In an open society, a communist is perfectly entitled to join the political race, but he is not allowed to hinder others from participating in that race or obstruct or even abolish open political competition.
This being so, liberalism faces natural limits to its ambitions. And these limits are set by liberty herself.
Liberals will tend to condone a set of policies that is only partially, perhaps even hardly congruent with the set of policies approved by other partisans equally entitled to pursue their policy variants under the pluralist proviso.
If a party B campaigns under the slogan "no welfare state," whereas another, ultimately victorious party A promises to introduce the welfare state, A is perfectly entitled to implement her campaign promise, as long as A does not violate the pluralist proviso. This is a fundamental and unalienable requirement of freedom.
Non-liberals tend to dominate the corridors of political power for at least two reasons:
(2) Freedom Demands, Enables, and Protects Political Action
The pluralistic proviso, i.e. freedom herself, admits far more political action than is palatable to the classical liberal. Within that margin people will try out all sorts of policies rejected by the classical liberal. In this manner, not only will they discover popular and successful arrangements, but they will also create a delta of path dependency in such a way that soon novel political action will be genuinely needed to react upon past political action.
The simple fact of the matter is that the number of people expecting politics to take action is larger than the number of people who reject such action on classical liberal grounds. So the experimental work of politics will be dominated by non-liberals. They will tend to build the political order, the infrastructure of political participation that freedom demands and protects.

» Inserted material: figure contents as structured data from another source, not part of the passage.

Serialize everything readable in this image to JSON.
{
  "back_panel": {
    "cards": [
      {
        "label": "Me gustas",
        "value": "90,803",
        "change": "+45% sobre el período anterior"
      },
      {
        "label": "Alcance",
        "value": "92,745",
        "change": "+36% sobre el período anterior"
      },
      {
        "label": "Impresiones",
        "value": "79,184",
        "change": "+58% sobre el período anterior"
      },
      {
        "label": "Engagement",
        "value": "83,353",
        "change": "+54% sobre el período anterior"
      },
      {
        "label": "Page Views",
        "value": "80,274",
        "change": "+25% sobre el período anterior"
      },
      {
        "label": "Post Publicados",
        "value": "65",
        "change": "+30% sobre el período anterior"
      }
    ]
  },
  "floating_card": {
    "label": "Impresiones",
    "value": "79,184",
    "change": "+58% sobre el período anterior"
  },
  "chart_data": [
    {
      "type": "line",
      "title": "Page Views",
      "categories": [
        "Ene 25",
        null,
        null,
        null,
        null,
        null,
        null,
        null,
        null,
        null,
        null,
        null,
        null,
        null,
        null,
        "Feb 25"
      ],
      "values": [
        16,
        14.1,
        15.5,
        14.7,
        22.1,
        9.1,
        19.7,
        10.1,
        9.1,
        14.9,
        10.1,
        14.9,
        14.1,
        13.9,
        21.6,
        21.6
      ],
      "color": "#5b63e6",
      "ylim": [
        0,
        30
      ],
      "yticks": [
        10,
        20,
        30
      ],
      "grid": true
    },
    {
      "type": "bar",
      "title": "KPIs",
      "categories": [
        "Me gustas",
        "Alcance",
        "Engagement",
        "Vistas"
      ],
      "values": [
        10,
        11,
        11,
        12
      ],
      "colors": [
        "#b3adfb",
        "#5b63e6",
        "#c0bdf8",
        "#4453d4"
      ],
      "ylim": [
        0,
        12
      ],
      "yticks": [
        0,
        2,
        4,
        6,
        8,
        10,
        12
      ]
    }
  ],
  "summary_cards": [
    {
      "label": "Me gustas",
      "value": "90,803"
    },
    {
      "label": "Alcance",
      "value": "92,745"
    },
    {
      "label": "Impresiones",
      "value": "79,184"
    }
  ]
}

Sure enough, there are policies that are blatant dangers to freedom, but it simply is not true that all or even most of the policies not condoned by liberals are in that class. Furthermore, (a) the political system has safety arrangements to deal with severely malignant policies, (b) notably a robust pluralism, and, not least, (c) there is freedom's corridor of success, which is difficult to leave once the institutions of liberty have taken root:
(3) Freedom as Method and Mean Reversion toward Liberty
Most likely, freedom survives - with or without the support of the classical liberal - because civil society as it has emerged in some 25 countries or so in the last 300 years is
(a) hard-wired to grow around the rough contours of freedom, and
(b) in an open society we have grown accustomed to practice freedom as method as opposed to relying on her in the form of a monolithic and socially predominant political creed.
[C]apitalism-and-freedom survive because they work so much better than anything else. Sooner or later, people find out about it, adapt to this condition, and avoid the pain that afflicts them when they move away too far from robust conditions of freedom. In this way, we travel within a corridor of success whose middle lane may be thought of as its most workable and efficacious part. The farther you veer away from the centre section, the more the deviation begins to hurt - and people tend to return to the middle, as the Germans did after 1945.
Liberalism, as I absorb it into my world view, is not a doctrine whose adepts know all the answers to everything, including a perfect blueprint of the way the world should be. My liberalism is perhaps best described as the application of Sir Karl Popper's critical method to societal affairs. My liberalism is thus rather a way of questioning and probing into claims of how society works or should be run. My liberalism is a method by which we test policy proposals by investigating their remoter consequences. The more people revert to such testing, the better the outcome, that is: the lesser the damage from zealotry, myopia, and superficiality.